Передо мною работа молодого геттингенского филолога Шнелля[46]
. Шнелль берет шесть основных слов, обозначающих по-гречески: «познание», и пытается проследить их историю в доплатоновское время. Вот и все. Автор изучает разнообразные вариации и переходы значений этих слов. Он черпает свой материал в философии и поэзии, в эпиграфике и диалектологии, восходя порой, чтобы проследить особенно живучий смысловой оттенок, к санскриту или нисходя к новогреческому. Он почти не вступает в пределы собственно философии и лишь очень осторожно пытается наметить соотносительность семантических переходов с философской проблематикой. Но перед нами раскрывается процесс исключительной глубины и силы. Процесс этот развертывается в пределах между двумя ощущениями познания: познание как реальное овладение предметом и познание как чистое видение. Это — цепь попыток связать, объединить или разделить, противопоставить друг другу эти два предельные смысла. Интеллектуализируясь или конкретизируясь, насыщаясь этическими элементами или освобождаясь от них, то сгущая, то расширяя свой смысл, — слова живут напряженною жизнью и символизируют всю историю греческого духа в его исканиях и достижениях. В этой игре смыслов предуказаны все возможности и пределы античного умозрения и все многообразие его познавательной проблематики…Частные исследования, подобные работе Шнелля, намечают возможность конкретного приближения к морфологии культуры, идея которой была брошена Шпенглером в крайне отвлеченной и условной форме. А ведь книга Шнелля (очень скромная и совсем не исключительная) — далеко не единичный факт. Я остановился на ней лишь как на характерном примере.
Я не знаю для философа чтения более поучительного и волнующего, чем хороший лексикон. Откройте хотя бы любой из in folio нестареющего Thesaurus Этбенна, всмотритесь внимательно в жизнь слова, одного только слова. «И как в росинке чуть заметной весь солнца лик ты узнаешь», — так в микрокосме этого слова для вас раскроется все богатство античного духа. В тончайшем смысловом нюансе или переходе вы увидите, изначально предрешенными, — мифы и теогонии, глубочайшие сдвиги и противоборства идей. То движение духа, что в усложненной и запутанной форме выразило себя в трагедии, или философской системе — запечатлено здесь в изначальной чистоте.

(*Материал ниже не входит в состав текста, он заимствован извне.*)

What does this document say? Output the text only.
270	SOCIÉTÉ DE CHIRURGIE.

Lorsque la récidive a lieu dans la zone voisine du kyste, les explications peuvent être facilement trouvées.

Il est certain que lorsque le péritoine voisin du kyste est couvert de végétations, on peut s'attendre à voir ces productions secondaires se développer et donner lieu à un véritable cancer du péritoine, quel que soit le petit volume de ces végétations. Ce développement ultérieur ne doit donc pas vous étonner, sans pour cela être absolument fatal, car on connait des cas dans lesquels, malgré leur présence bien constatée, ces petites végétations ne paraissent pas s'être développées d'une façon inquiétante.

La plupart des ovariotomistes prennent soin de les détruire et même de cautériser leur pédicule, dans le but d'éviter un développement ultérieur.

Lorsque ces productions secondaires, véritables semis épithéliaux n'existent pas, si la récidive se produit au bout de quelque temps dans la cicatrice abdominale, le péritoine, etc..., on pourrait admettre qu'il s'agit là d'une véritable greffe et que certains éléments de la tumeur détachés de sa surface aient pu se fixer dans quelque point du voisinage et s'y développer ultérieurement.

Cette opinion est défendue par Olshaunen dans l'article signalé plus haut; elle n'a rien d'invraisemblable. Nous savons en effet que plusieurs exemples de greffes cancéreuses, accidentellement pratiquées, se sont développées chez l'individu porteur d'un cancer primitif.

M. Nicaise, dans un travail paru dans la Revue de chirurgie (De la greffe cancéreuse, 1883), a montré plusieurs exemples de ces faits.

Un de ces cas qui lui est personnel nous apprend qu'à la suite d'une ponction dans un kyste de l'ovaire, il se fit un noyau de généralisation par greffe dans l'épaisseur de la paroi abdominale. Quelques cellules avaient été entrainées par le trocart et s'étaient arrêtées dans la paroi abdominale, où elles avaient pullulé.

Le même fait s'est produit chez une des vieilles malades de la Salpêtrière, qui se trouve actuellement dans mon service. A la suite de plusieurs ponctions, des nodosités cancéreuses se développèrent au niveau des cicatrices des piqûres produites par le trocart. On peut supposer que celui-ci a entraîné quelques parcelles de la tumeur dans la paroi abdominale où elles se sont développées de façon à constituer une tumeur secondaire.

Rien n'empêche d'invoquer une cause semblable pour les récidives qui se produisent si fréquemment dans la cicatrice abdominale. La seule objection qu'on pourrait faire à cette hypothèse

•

Философ культуры должен учиться созерцать слова, как Гете созерцал растение.
Не скороспелые схемы мировой истории, но медленное развитие в нас такого «осязающего видения» — вот подлинный путь к грядущей «морфологии культуры».
Проблема Сократа
Проблема Сократа — старая, исконная проблема европейской культуры. Ницше лишь сузил и обострил ее. Для Ницше Сократ — только «теоретический человек», в его самодовольном оскудении, в его слепоте к изначальному трагизму жизни и отрыве от ее творческого изобилия. Но «теоретический человек» — это последняя и самая страшная опасность сократизма (опасность, которой мы не избегли), а не его основное устремление. Ибо, в конечном счете, проблема Сократа — это проблема познания как такового.
С должной широтой вопрос этот поставлен В.Сеземаном в поучительной статье, вошедшей в четвертую книгу «Евразийского временника». (Признаться, я не совсем понимаю, в чем именно «евразийство» этой статьи).
Сеземан, изучая сущность сократовского интеллектуализма, вскрывает в его основе коренную двойственность. Это та двойственность, что предуказана уже в мифологическом сознании. Изначальное грехопадение как забвение, утрата познания (согласно орфической концепции) и грехопадение как — приобщение к познанию (согласно библейскому повествованию). В этом отражается «некоторая объективная противоположность, присущая самому познанию, противоположность двух его сторон или моментов, одинаково необходимых и одинаково укорененных в самом существе его природы».